Les chiffres d’Uniré annoncent des reculs totaux de ventes (où sont additionnés litres et kilos…!) de produits d’environ 40 % entre 2015 et 2019, quelle que soit la classification des produits et de leurs substances. C’est surprenant quand on sait que la conversion vers l’agriculture biologique ou vers des méthodes moins nocives que l’agriculture conventionnelle, implique des utilisations de substances naturelles au final beaucoup moins nuisibles à l’environnement, mais utilisées en quantités plus importantes. C’est d’ailleurs ce qui ressort du fichier officiel BNVD concernant les achats de soufre et de kaolin sur ces 4 codes postaux de communes. Il y a eu une augmentation d’achats de 78 % pour le soufre entre 2015 et 2018 ; quant aux achats de kaolin, ils n’apparaissent qu’en 2013 (250 kg sur Sainte-Marie-de-Ré) et en 2018 (956 kg).

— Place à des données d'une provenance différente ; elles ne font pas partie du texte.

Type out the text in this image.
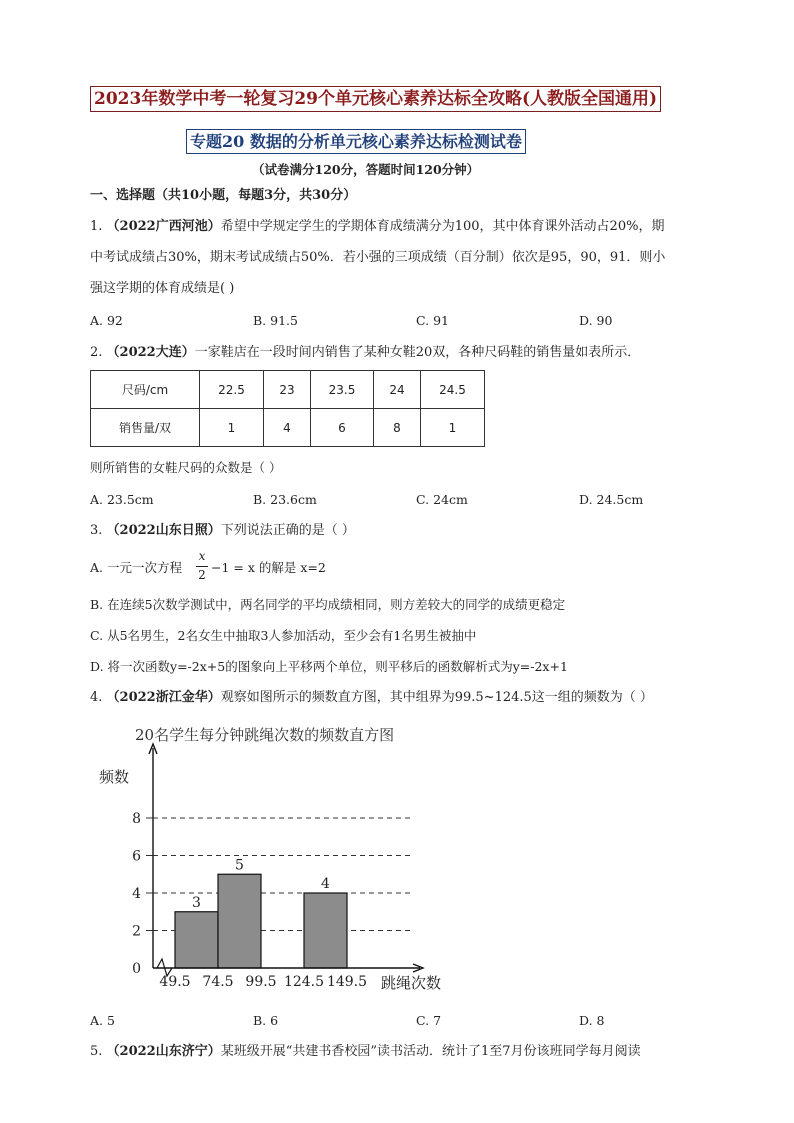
2023年数学中考一轮复习29个单元核心素养达标全攻略(人教版全国通用)
专题20 数据的分析单元核心素养达标检测试卷
（试卷满分120分，答题时间120分钟）
一、选择题（共10小题，每题3分，共30分）
1. （2022广西河池）希望中学规定学生的学期体育成绩满分为100，其中体育课外活动占20%，期
中考试成绩占30%，期末考试成绩占50%．若小强的三项成绩（百分制）依次是95，90，91．则小
强这学期的体育成绩是( )
A. 92	B. 91.5	C. 91	D. 90
2. （2022大连）一家鞋店在一段时间内销售了某种女鞋20双，各种尺码鞋的销售量如表所示．
尺码/cm	22.5	23	23.5	24	24.5
销售量/双	1	4	6	8	1
则所销售的女鞋尺码的众数是（ ）
A. 23.5cm	B. 23.6cm	C. 24cm	D. 24.5cm
3. （2022山东日照）下列说法正确的是（ ）
A. 一元一次方程
x
2 −1 = x 的解是 x=2
B. 在连续5次数学测试中，两名同学的平均成绩相同，则方差较大的同学的成绩更稳定
C. 从5名男生，2名女生中抽取3人参加活动，至少会有1名男生被抽中
D. 将一次函数y=-2x+5的图象向上平移两个单位，则平移后的函数解析式为y=-2x+1
4. （2022浙江金华）观察如图所示的频数直方图，其中组界为99.5~124.5这一组的频数为（ ）
20名学生每分钟跳绳次数的频数直方图
频数
跳绳次数
3
5
4
0
2
4
6
8
49.5 74.5 99.5 124.5 149.5
A. 5	B. 6	C. 7	D. 8
5. （2022山东济宁）某班级开展“共建书香校园”读书活动．统计了1至7月份该班同学每月阅读
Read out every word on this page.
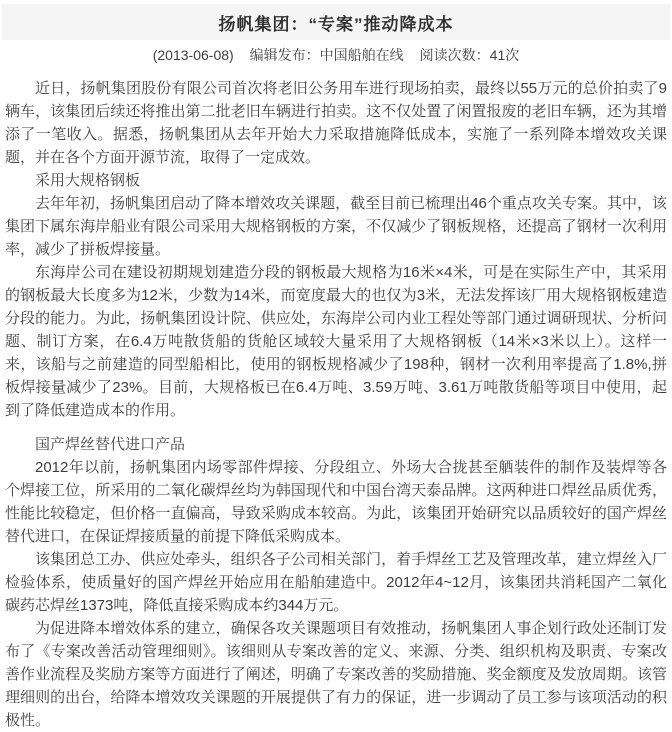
扬帆集团：“专案”推动降成本
(2013-06-08) 编辑发布：中国船舶在线 阅读次数：41次

近日，扬帆集团股份有限公司首次将老旧公务用车进行现场拍卖，最终以55万元的总价拍卖了9辆车，该集团后续还将推出第二批老旧车辆进行拍卖。这不仅处置了闲置报废的老旧车辆，还为其增添了一笔收入。据悉，扬帆集团从去年开始大力采取措施降低成本，实施了一系列降本增效攻关课题，并在各个方面开源节流，取得了一定成效。

采用大规格钢板

去年年初，扬帆集团启动了降本增效攻关课题，截至目前已梳理出46个重点攻关专案。其中，该集团下属东海岸船业有限公司采用大规格钢板的方案，不仅减少了钢板规格，还提高了钢材一次利用率，减少了拼板焊接量。

东海岸公司在建设初期规划建造分段的钢板最大规格为16米×4米，可是在实际生产中，其采用的钢板最大长度多为12米，少数为14米，而宽度最大的也仅为3米，无法发挥该厂用大规格钢板建造分段的能力。为此，扬帆集团设计院、供应处，东海岸公司内业工程处等部门通过调研现状、分析问题、制订方案，在6.4万吨散货船的货舱区域较大量采用了大规格钢板（14米×3米以上）。这样一来，该船与之前建造的同型船相比，使用的钢板规格减少了198种，钢材一次利用率提高了1.8%,拼板焊接量减少了23%。目前，大规格板已在6.4万吨、3.59万吨、3.61万吨散货船等项目中使用，起到了降低建造成本的作用。

国产焊丝替代进口产品

2012年以前，扬帆集团内场零部件焊接、分段组立、外场大合拢甚至舾装件的制作及装焊等各个焊接工位，所采用的二氧化碳焊丝均为韩国现代和中国台湾天泰品牌。这两种进口焊丝品质优秀，性能比较稳定，但价格一直偏高，导致采购成本较高。为此，该集团开始研究以品质较好的国产焊丝替代进口，在保证焊接质量的前提下降低采购成本。

该集团总工办、供应处牵头，组织各子公司相关部门，着手焊丝工艺及管理改革，建立焊丝入厂检验体系，使质量好的国产焊丝开始应用在船舶建造中。2012年4~12月，该集团共消耗国产二氧化碳药芯焊丝1373吨，降低直接采购成本约344万元。

为促进降本增效体系的建立，确保各攻关课题项目有效推动，扬帆集团人事企划行政处还制订发布了《专案改善活动管理细则》。该细则从专案改善的定义、来源、分类、组织机构及职责、专案改善作业流程及奖励方案等方面进行了阐述，明确了专案改善的奖励措施、奖金额度及发放周期。该管理细则的出台，给降本增效攻关课题的开展提供了有力的保证，进一步调动了员工参与该项活动的积极性。
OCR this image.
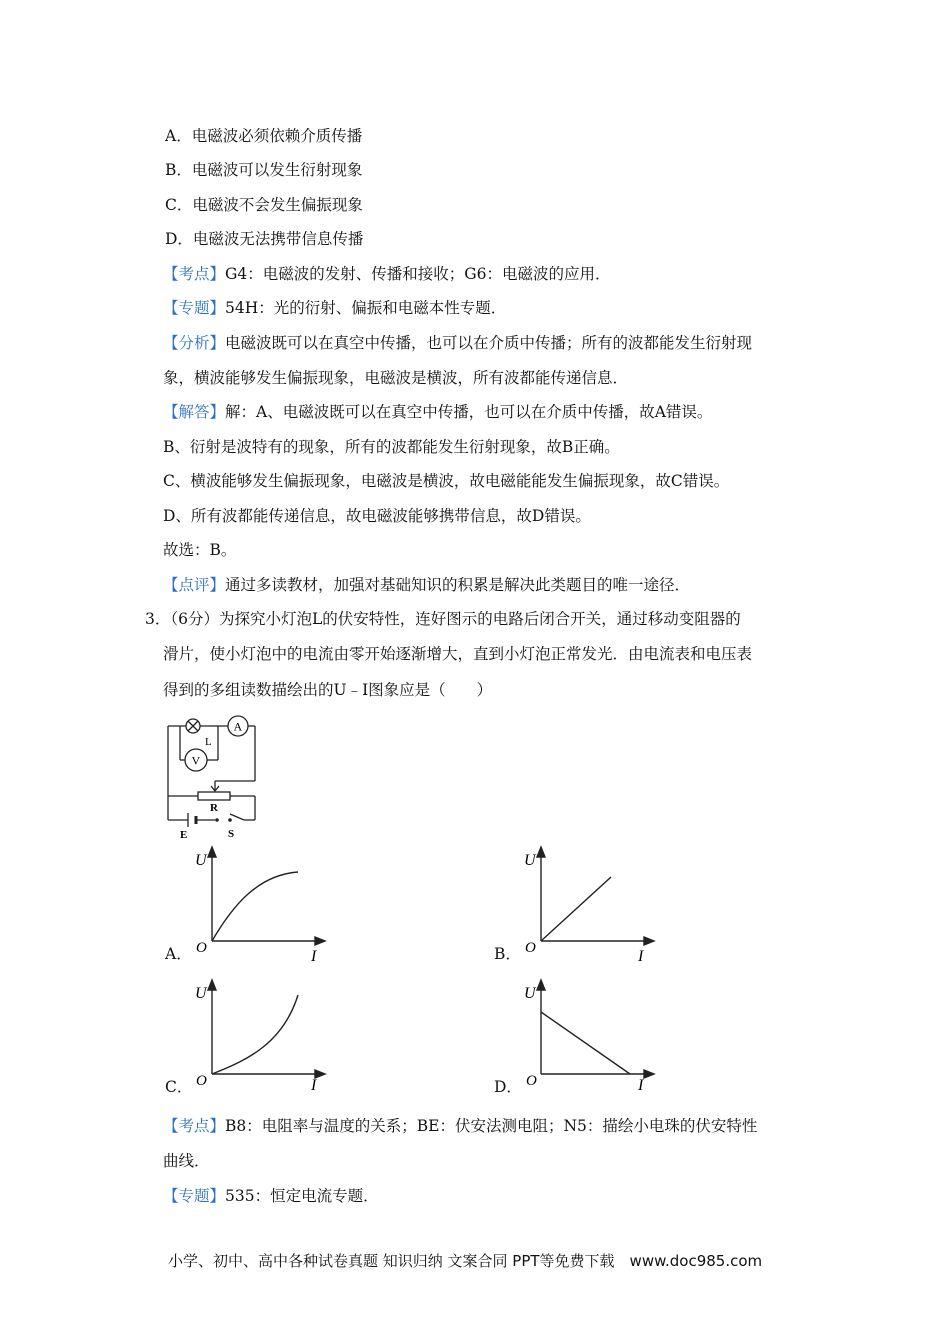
A．电磁波必须依赖介质传播
B．电磁波可以发生衍射现象
C．电磁波不会发生偏振现象
D．电磁波无法携带信息传播
【考点】G4：电磁波的发射、传播和接收；G6：电磁波的应用．
【专题】54H：光的衍射、偏振和电磁本性专题．
【分析】电磁波既可以在真空中传播，也可以在介质中传播；所有的波都能发生衍射现
象，横波能够发生偏振现象，电磁波是横波，所有波都能传递信息．
【解答】解：A、电磁波既可以在真空中传播，也可以在介质中传播，故A错误。
B、衍射是波特有的现象，所有的波都能发生衍射现象，故B正确。
C、横波能够发生偏振现象，电磁波是横波，故电磁能能发生偏振现象，故C错误。
D、所有波都能传递信息，故电磁波能够携带信息，故D错误。
故选：B。
【点评】通过多读教材，加强对基础知识的积累是解决此类题目的唯一途径．
3．（6分）为探究小灯泡L的伏安特性，连好图示的电路后闭合开关，通过移动变阻器的
滑片，使小灯泡中的电流由零开始逐渐增大，直到小灯泡正常发光．由电流表和电压表
得到的多组读数描绘出的U﹣I图象应是（　　）
A
V
L
R
E	S
U
I
O
A．
U
I
O
B．
U
I
O
C．
U
I
O
D．
【考点】B8：电阻率与温度的关系；BE：伏安法测电阻；N5：描绘小电珠的伏安特性
曲线．
【专题】535：恒定电流专题．
小学、初中、高中各种试卷真题 知识归纳 文案合同 PPT等免费下载　www.doc985.com
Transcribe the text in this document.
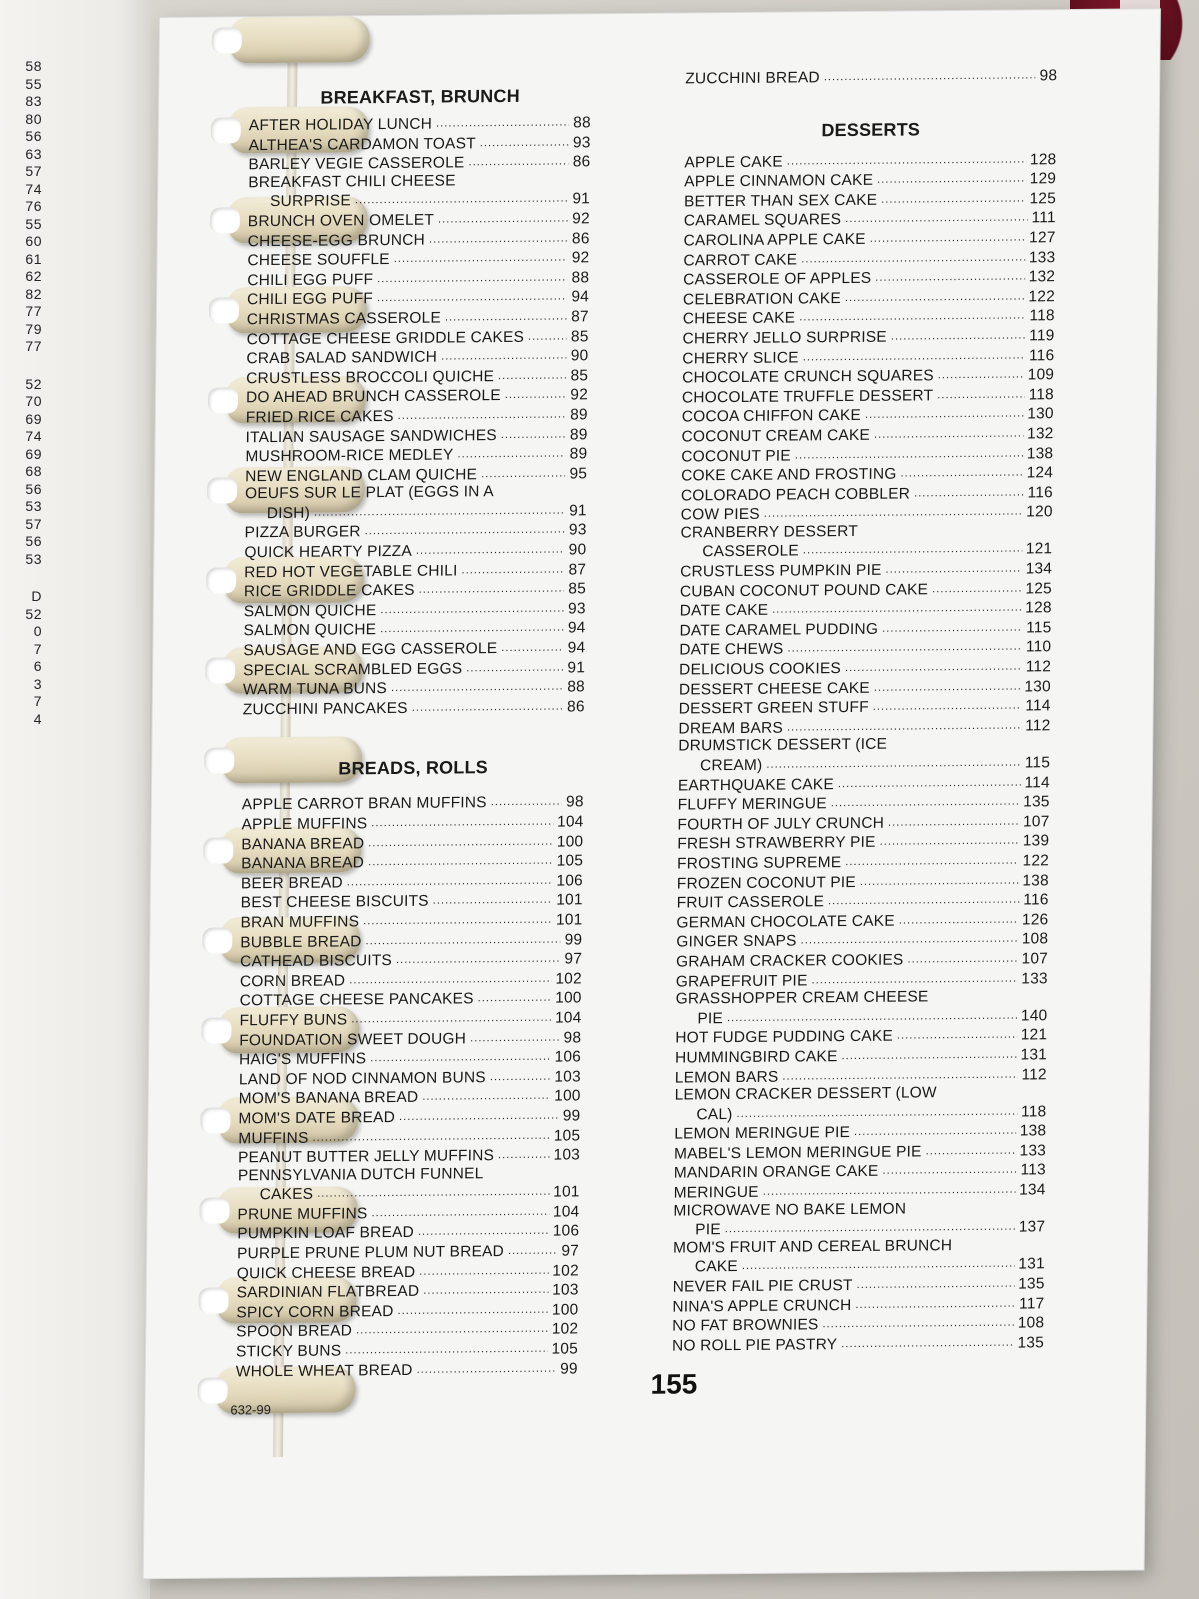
58
55
83
80
56
63
57
74
76
55
60
61
62
82
77
79
77
52
70
69
74
69
68
56
53
57
56
53
D
52
0
7
6
3
7
4

BREAKFAST, BRUNCH

AFTER HOLIDAY LUNCH . . .	88
ALTHEA'S CARDAMON TOAST . . .	93
BARLEY VEGIE CASSEROLE . . .	86
BREAKFAST CHILI CHEESE
SURPRISE . . .	91
BRUNCH OVEN OMELET . . .	92
CHEESE-EGG BRUNCH . . .	86
CHEESE SOUFFLE . . .	92
CHILI EGG PUFF . . .	88
CHILI EGG PUFF . . .	94
CHRISTMAS CASSEROLE . . .	87
COTTAGE CHEESE GRIDDLE CAKES . . .	85
CRAB SALAD SANDWICH . . .	90
CRUSTLESS BROCCOLI QUICHE . . .	85
DO AHEAD BRUNCH CASSEROLE . . .	92
FRIED RICE CAKES . . .	89
ITALIAN SAUSAGE SANDWICHES . . .	89
MUSHROOM-RICE MEDLEY . . .	89
NEW ENGLAND CLAM QUICHE . . .	95
OEUFS SUR LE PLAT (EGGS IN A
DISH) . . .	91
PIZZA BURGER . . .	93
QUICK HEARTY PIZZA . . .	90
RED HOT VEGETABLE CHILI . . .	87
RICE GRIDDLE CAKES . . .	85
SALMON QUICHE . . .	93
SALMON QUICHE . . .	94
SAUSAGE AND EGG CASSEROLE . . .	94
SPECIAL SCRAMBLED EGGS . . .	91
WARM TUNA BUNS . . .	88
ZUCCHINI PANCAKES . . .	86

BREADS, ROLLS

APPLE CARROT BRAN MUFFINS . . .	98
APPLE MUFFINS . . .	104
BANANA BREAD . . .	100
BANANA BREAD . . .	105
BEER BREAD . . .	106
BEST CHEESE BISCUITS . . .	101
BRAN MUFFINS . . .	101
BUBBLE BREAD . . .	99
CATHEAD BISCUITS . . .	97
CORN BREAD . . .	102
COTTAGE CHEESE PANCAKES . . .	100
FLUFFY BUNS . . .	104
FOUNDATION SWEET DOUGH . . .	98
HAIG'S MUFFINS . . .	106
LAND OF NOD CINNAMON BUNS . . .	103
MOM'S BANANA BREAD . . .	100
MOM'S DATE BREAD . . .	99
MUFFINS . . .	105
PEANUT BUTTER JELLY MUFFINS . . .	103
PENNSYLVANIA DUTCH FUNNEL
CAKES . . .	101
PRUNE MUFFINS . . .	104
PUMPKIN LOAF BREAD . . .	106
PURPLE PRUNE PLUM NUT BREAD . . .	97
QUICK CHEESE BREAD . . .	102
SARDINIAN FLATBREAD . . .	103
SPICY CORN BREAD . . .	100
SPOON BREAD . . .	102
STICKY BUNS . . .	105
WHOLE WHEAT BREAD . . .	99
ZUCCHINI BREAD . . .	98

DESSERTS

APPLE CAKE . . .	128
APPLE CINNAMON CAKE . . .	129
BETTER THAN SEX CAKE . . .	125
CARAMEL SQUARES . . .	111
CAROLINA APPLE CAKE . . .	127
CARROT CAKE . . .	133
CASSEROLE OF APPLES . . .	132
CELEBRATION CAKE . . .	122
CHEESE CAKE . . .	118
CHERRY JELLO SURPRISE . . .	119
CHERRY SLICE . . .	116
CHOCOLATE CRUNCH SQUARES . . .	109
CHOCOLATE TRUFFLE DESSERT . . .	118
COCOA CHIFFON CAKE . . .	130
COCONUT CREAM CAKE . . .	132
COCONUT PIE . . .	138
COKE CAKE AND FROSTING . . .	124
COLORADO PEACH COBBLER . . .	116
COW PIES . . .	120
CRANBERRY DESSERT
CASSEROLE . . .	121
CRUSTLESS PUMPKIN PIE . . .	134
CUBAN COCONUT POUND CAKE . . .	125
DATE CAKE . . .	128
DATE CARAMEL PUDDING . . .	115
DATE CHEWS . . .	110
DELICIOUS COOKIES . . .	112
DESSERT CHEESE CAKE . . .	130
DESSERT GREEN STUFF . . .	114
DREAM BARS . . .	112
DRUMSTICK DESSERT (ICE
CREAM) . . .	115
EARTHQUAKE CAKE . . .	114
FLUFFY MERINGUE . . .	135
FOURTH OF JULY CRUNCH . . .	107
FRESH STRAWBERRY PIE . . .	139
FROSTING SUPREME . . .	122
FROZEN COCONUT PIE . . .	138
FRUIT CASSEROLE . . .	116
GERMAN CHOCOLATE CAKE . . .	126
GINGER SNAPS . . .	108
GRAHAM CRACKER COOKIES . . .	107
GRAPEFRUIT PIE . . .	133
GRASSHOPPER CREAM CHEESE
PIE . . .	140
HOT FUDGE PUDDING CAKE . . .	121
HUMMINGBIRD CAKE . . .	131
LEMON BARS . . .	112
LEMON CRACKER DESSERT (LOW
CAL) . . .	118
LEMON MERINGUE PIE . . .	138
MABEL'S LEMON MERINGUE PIE . . .	133
MANDARIN ORANGE CAKE . . .	113
MERINGUE . . .	134
MICROWAVE NO BAKE LEMON
PIE . . .	137
MOM'S FRUIT AND CEREAL BRUNCH
CAKE . . .	131
NEVER FAIL PIE CRUST . . .	135
NINA'S APPLE CRUNCH . . .	117
NO FAT BROWNIES . . .	108
NO ROLL PIE PASTRY . . .	135
155
632-99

Les résultats présentés par Uniré ne prouvent en rien qu’il y ait eu une baisse des achats de pesticides sur l’île.
Par ailleurs, la coopérative s’est engagée à cesser la vente des produits contenant des substances CMR à partir de 2020. Ce serait déjà un progrès ; cependant d’autres substances sont dénoncées comme étant aussi dangereuses sans pour autant être présentées actuellement comme CMR. Les fongicides SDHI et le glyphosate font par exemple l’objet de très sévères mises en garde par les scientifiques.
De 2017 à 2018, les achats de substances fongicides ont augmenté de 20 %, ceux des fongicides SDHI ont quintuplé ; les achats de substances herbicides ont augmenté de 55 %. Il est avancé que les viticulteurs auraient constitué des stocks pour éviter la hausse de la redevance pour pollutions diffuses. Pourquoi les achats de stockage en 2018 ne se reflètent-ils pas dans les ventes annuelles de la coopérative ?
Biodiversité
L’Observatoire national de la Biodiversité rappelle que la dégradation de la biodiversité est principalement due à l’épandage des pesticides : « La principale menace pour la biodiversité est l’utilisation de pesticides en agriculture » (bilan annuel 2018). Considérant les importantes quantités de pesticides déversées sur ses terres agricoles, l’île de Ré est loin d’être épargnée.
Une étude réalisée en 2017 par l’équipe du biologiste Caspar Hallmann portant sur plus de 60 zones naturelles en Allemagne, constate la disparition de 80% de la masse des insectes volants en 30 ans, ces zones ayant été impactées par les pesticides des champs environnants. Elle prend en compte la densité des insectes (leur nombre) ; quant à la diversité des espèces, nombre de ces dernières sont en danger d’extinction.
Nous rendons accessibles ces données sur les pesticides, leurs nuisances et les volumes importants utilisés sur l’île de Ré, en l’absence d’initiative publique pour le faire. Nous tenons à ce qu’elles soient publiées. Nous souhaitons que tout soit mis en œuvre pour initier des alternatives à l’utilisation des substances pesticides dangereuses pour notre environnement et pour notre santé.